Abstract:
Metal nanoparticles have attracted more and more attention due to their high activity and selectivity in catalytic applications recently. Spherical polyelectrolyte brushes (SPB) have been proved to be excellent carriers for the generation and immobilization of metal nanoparticles and they are stable in water due to the steric electrostatic repulsion of the polyelectrolyte brush layer. In this paper, magnetic spherical polyelectrolyte brushes (MSPB) consist of a core of polystyrene embedded with magnetite particles and a well defined shell of negatively charged poly(acrylic acid)s (PAA) brush. Silver nanoparticles were synthesized with MSPB as a carrier by reduction of Ag
+ in the brush layer in presence of BH
4− and characterized by dynamic light scattering (DLS), transmission electron microscope (TEM), thermal gravimetric analysis (TGA), and ultraviolet spectrophotometer (UV).

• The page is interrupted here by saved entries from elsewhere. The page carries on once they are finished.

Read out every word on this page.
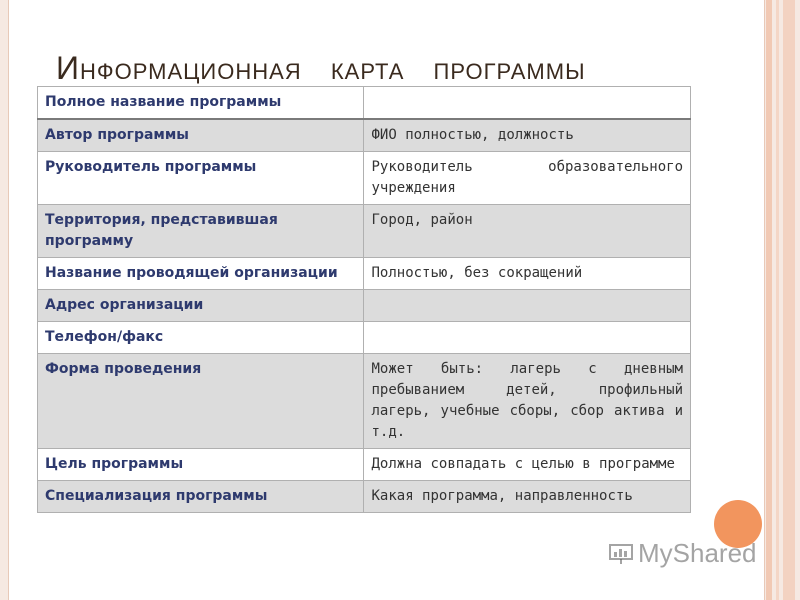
ИНФОРМАЦИОННАЯ КАРТА ПРОГРАММЫ
Полное название программы	
Автор программы	ФИО полностью, должность
Руководитель программы	Руководитель образовательного учреждения
Территория, представившая программу	Город, район
Название проводящей организации	Полностью, без сокращений
Адрес организации	
Телефон/факс	
Форма проведения	Может быть: лагерь с дневным пребыванием детей, профильный лагерь, учебные сборы, сбор актива и т.д.
Цель программы	Должна совпадать с целью в программе
Специализация программы	Какая программа, направленность
MyShared
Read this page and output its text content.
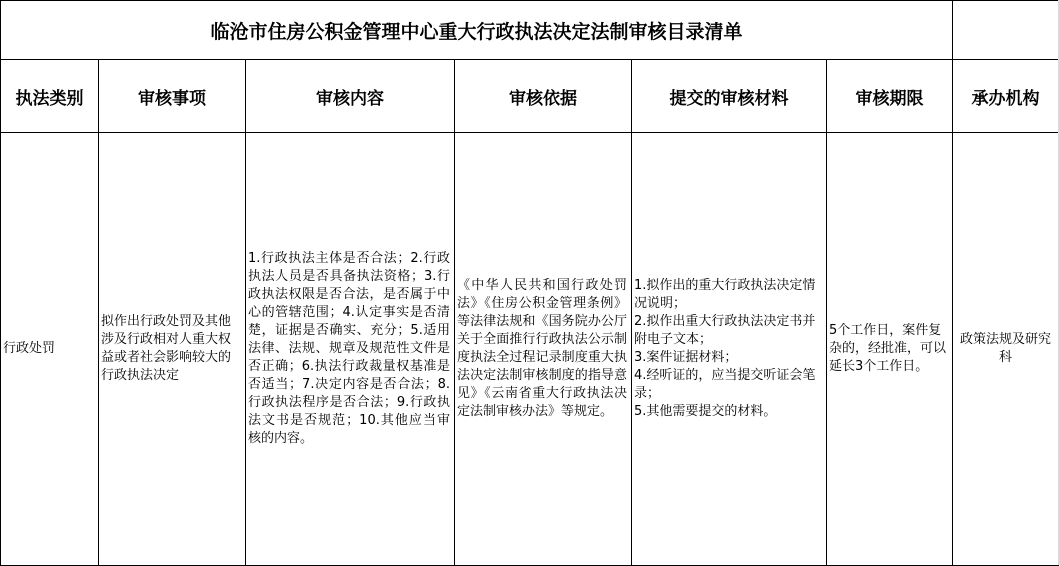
临沧市住房公积金管理中心重大行政执法决定法制审核目录清单						
执法类别	审核事项	审核内容	审核依据	提交的审核材料	审核期限	承办机构
行政处罚	拟作出行政处罚及其他涉及行政相对人重大权益或者社会影响较大的行政执法决定	1.行政执法主体是否合法；2.行政执法人员是否具备执法资格；3.行政执法权限是否合法，是否属于中心的管辖范围；4.认定事实是否清楚，证据是否确实、充分；5.适用法律、法规、规章及规范性文件是否正确；6.执法行政裁量权基准是否适当；7.决定内容是否合法；8.行政执法程序是否合法；9.行政执法文书是否规范；10.其他应当审核的内容。	《中华人民共和国行政处罚法》《住房公积金管理条例》等法律法规和《国务院办公厅关于全面推行行政执法公示制度执法全过程记录制度重大执法决定法制审核制度的指导意见》《云南省重大行政执法决定法制审核办法》等规定。	1.拟作出的重大行政执法决定情况说明；
2.拟作出重大行政执法决定书并附电子文本；
3.案件证据材料；
4.经听证的，应当提交听证会笔录；
5.其他需要提交的材料。	5个工作日，案件复杂的，经批准，可以延长3个工作日。	政策法规及研究科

The reduction of 4-nitrophenol was used as a benchmark reaction to investigate the catalytic ability and recyclability of silver nanoparticles. TEM images showed that magnetite particles were successfully embedded into the PS cores and Ag nanoparticles with diameter of 2.30 nm were immobilized in the MSPB. The prepared MSPB was narrowly dispersed, stable, pH sensitive, rapidly responsive to magnetic fields, and redispersible. The obtained MSPB-Ag composites were also narrowly dispersed and separated rapidly by external magnetic fields. High catalytic activity was found in the reduction of 4-nitrophenol by NaBH
4 in the presence of MSPB-Ag composites. The activation energy of MSPB-Ag composites in the reaction was calculated to be 66.03 kJ/mol, which was approximate to the SPB-Ag composites. This proposed approach opens a new way for the preparation of recyclable metal nanocatalysts with high activity.